The House Ethics Committee chairman and others have cautioned it might not be possible for the panel’s 10 members to fully digest the charges detailed in a 22-page Statement of Alleged Violation prepared by an investigative subcommittee and recommend an appropriate penalty before the 105th Congress gathers Jan. 7.

Last Saturday, Gingrich signed the subcommittee’s report and admitted he had provided untrue information about the college course he taught that was at the center of the ethics probe.

While Gingrich and his allies have cast the speaker’s ethical infractions as largely insignificant, House members are likely to hear a far less favorable interpretation when James M. Cole, the Washington white-collar crime attorney retained by the ethics panel to oversee the probe, presents his recommendations.

Republicans cannot easily write off Cole as politically hostile to Gingrich, as they have attacked Bonior’s motives. And Democrats said they will press to learn Cole’s recommendations.

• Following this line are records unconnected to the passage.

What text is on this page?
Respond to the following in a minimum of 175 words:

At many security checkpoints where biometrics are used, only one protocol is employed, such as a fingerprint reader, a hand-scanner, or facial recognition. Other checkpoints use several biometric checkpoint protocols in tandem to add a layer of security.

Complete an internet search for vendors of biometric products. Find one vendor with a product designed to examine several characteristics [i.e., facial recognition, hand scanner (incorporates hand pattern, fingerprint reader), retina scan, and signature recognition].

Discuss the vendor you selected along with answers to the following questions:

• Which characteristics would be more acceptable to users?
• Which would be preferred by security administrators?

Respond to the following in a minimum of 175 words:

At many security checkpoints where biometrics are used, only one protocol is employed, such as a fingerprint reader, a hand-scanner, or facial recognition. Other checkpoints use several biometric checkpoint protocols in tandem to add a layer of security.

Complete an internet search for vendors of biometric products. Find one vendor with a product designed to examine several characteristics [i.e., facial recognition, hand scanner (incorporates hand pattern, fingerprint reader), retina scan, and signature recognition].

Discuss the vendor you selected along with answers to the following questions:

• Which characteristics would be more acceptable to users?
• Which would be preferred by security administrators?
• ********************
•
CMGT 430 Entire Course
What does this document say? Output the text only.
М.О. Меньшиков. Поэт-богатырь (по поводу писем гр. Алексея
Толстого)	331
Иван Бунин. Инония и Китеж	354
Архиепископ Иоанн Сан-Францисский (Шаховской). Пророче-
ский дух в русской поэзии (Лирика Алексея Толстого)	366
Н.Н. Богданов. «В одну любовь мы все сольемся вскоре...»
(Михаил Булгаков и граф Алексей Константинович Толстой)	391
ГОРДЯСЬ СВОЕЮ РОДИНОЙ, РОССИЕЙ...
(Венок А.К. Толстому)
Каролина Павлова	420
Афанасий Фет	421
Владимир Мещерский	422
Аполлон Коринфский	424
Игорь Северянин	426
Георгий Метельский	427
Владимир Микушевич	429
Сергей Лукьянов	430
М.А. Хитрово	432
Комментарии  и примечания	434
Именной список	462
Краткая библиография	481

Rep. Nancy Johnson, R-Conn., chairman of the Ethics Committee, said in an interview with the Associated Press Sunday night that while she hoped the committee could act promptly, “It’s very hard when you have two weeks, both with major holidays.”

Most of the committee members are not planning to return to the capital until after the Jan. 1. “They’re scattered to the four winds,” explained one congressional aide. Rep. Jim McDermott (Wash.), the panel’s ranking Democrat, is vacationing in Italy and is not due back until Jan. 5.

The committee is equally divided between Republicans and Democrats, adding to the difficulties of finding a speedy resolution.

It is not clear whether the committee’s sanction hearing will be open to the public. Committee members will decide that after they review the case material. Since Gingrich has conceded the charges, there will be no formal presentation of the evidence by Cole. Instead, he and Gingrich’s lawyers will make oral or written arguments to the full committee on how severe the penalty ought to be.

The report concluded that Gingrich should have consulted a lawyer to ensure that using tax-deductible contributions to finance both a college course he taught and a televised town hall meeting he held would not violate federal tax law. Furthermore, it said, the speaker gave the panel untrue information when it investigated those projects.

By accepting the report, but insisting his misdeeds were not intentional, Gingrich shortcircuited the House ethics process and avoided a public hearing.